Focus on the Future: Company Leaders
Beth Morrison
President and Creative Producer, Beth Morrison Projects
Opera right now is in a very different place from even 10 years ago. New works have taken hold and so has black-box opera — and I don’t see that changing. It is going to be increasingly important to find alternate ways to tell opera’s stories and perform its music.
Opera’s creators will continue to figure out what is the best way to tell the story at hand, and that will often involve technology, because technology is part of the world we’re living in. They’re veering into musical forms that aren’t traditionally operatic: The second act of Ellen Reid’s p r i s m opens with techno house music, within the context of a contemporary classical chamber opera. For artists today, there really isn’t a delineation, but rather it’s all contemporary.
I don’t have any worries for the future of opera. A new American canon is well underway. But companies need the flexibility to adapt to what audiences are asking for, and to change them-selves in the way the art form itself is changing: to let artists lead us into the future.
Christina Scheppelmann
General Director, Seattle Opera
We have to keep emphasizing the new and expanding the repertoire. We need to find the next generation of new composers, and we need to train those composers to write for the voice. The companies have to do their share in making sure that composers and librettists emerge, while maintaining the great repertoire of the past. Our productions must succeed on all levels, visual and musical. It takes time, but overall quality is the goal we must set.
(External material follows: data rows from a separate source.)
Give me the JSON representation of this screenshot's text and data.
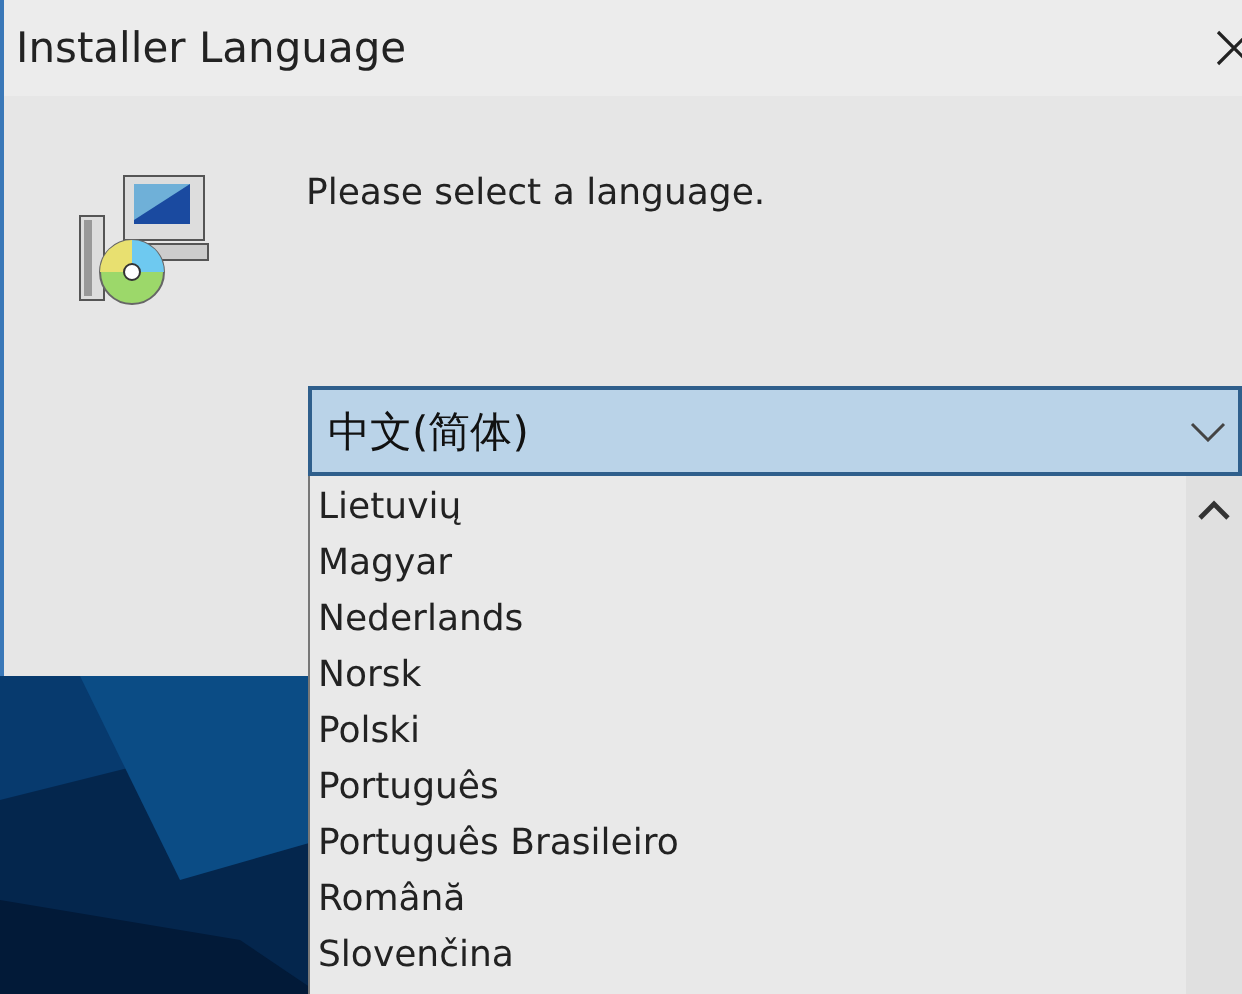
{
  "window": {
    "title": "Installer Language"
  },
  "prompt": "Please select a language.",
  "language_select": {
    "value": "中文(简体)",
    "expanded": true
  },
  "options": [
    {
      "label": "Lietuvių",
      "selected": false
    },
    {
      "label": "Magyar",
      "selected": false
    },
    {
      "label": "Nederlands",
      "selected": false
    },
    {
      "label": "Norsk",
      "selected": false
    },
    {
      "label": "Polski",
      "selected": false
    },
    {
      "label": "Português",
      "selected": false
    },
    {
      "label": "Português Brasileiro",
      "selected": false
    },
    {
      "label": "Română",
      "selected": false
    },
    {
      "label": "Slovenčina",
      "selected": false
    }
  ]
}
Fifty years ago, nobody would have imagined the use of sound monitors, but now they’re standard practice. Who could have foreseen that projections would so quickly develop?
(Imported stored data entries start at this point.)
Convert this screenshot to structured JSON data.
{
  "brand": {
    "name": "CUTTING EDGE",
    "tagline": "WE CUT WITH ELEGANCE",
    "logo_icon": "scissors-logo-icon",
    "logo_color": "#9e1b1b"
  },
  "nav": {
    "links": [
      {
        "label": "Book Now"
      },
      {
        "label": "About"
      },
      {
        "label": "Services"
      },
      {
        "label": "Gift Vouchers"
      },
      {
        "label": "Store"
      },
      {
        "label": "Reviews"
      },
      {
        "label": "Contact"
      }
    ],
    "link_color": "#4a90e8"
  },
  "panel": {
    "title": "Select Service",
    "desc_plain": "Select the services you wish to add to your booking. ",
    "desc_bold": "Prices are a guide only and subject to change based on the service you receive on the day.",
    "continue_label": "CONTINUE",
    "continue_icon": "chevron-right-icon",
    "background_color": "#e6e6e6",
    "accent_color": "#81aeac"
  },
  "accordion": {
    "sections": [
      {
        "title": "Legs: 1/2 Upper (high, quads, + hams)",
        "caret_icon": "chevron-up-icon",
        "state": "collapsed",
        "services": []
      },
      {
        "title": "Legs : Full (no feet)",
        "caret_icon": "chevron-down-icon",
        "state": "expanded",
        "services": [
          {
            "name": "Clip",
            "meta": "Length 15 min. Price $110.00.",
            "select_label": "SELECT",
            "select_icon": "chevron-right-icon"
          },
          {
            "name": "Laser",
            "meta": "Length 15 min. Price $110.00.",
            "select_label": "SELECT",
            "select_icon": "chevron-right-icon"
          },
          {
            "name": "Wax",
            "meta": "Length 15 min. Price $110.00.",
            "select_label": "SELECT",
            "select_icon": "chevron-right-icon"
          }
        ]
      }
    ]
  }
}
Sound design and high-tech sound solutions will increasingly become part of our world. The use of electronic effects, blending with the live voices and orchestra, is opening up new possibilities and effects, and that will continue.
If change hadn’t happened, we would not have anything we enjoy and treasure today. Gluck, Verdi and Wagner would not have happened; Strauss’ Elektra and Salome would not have happened. The only constant in life is change.
This article was published in the Fall 2019 issue of Opera America Magazine.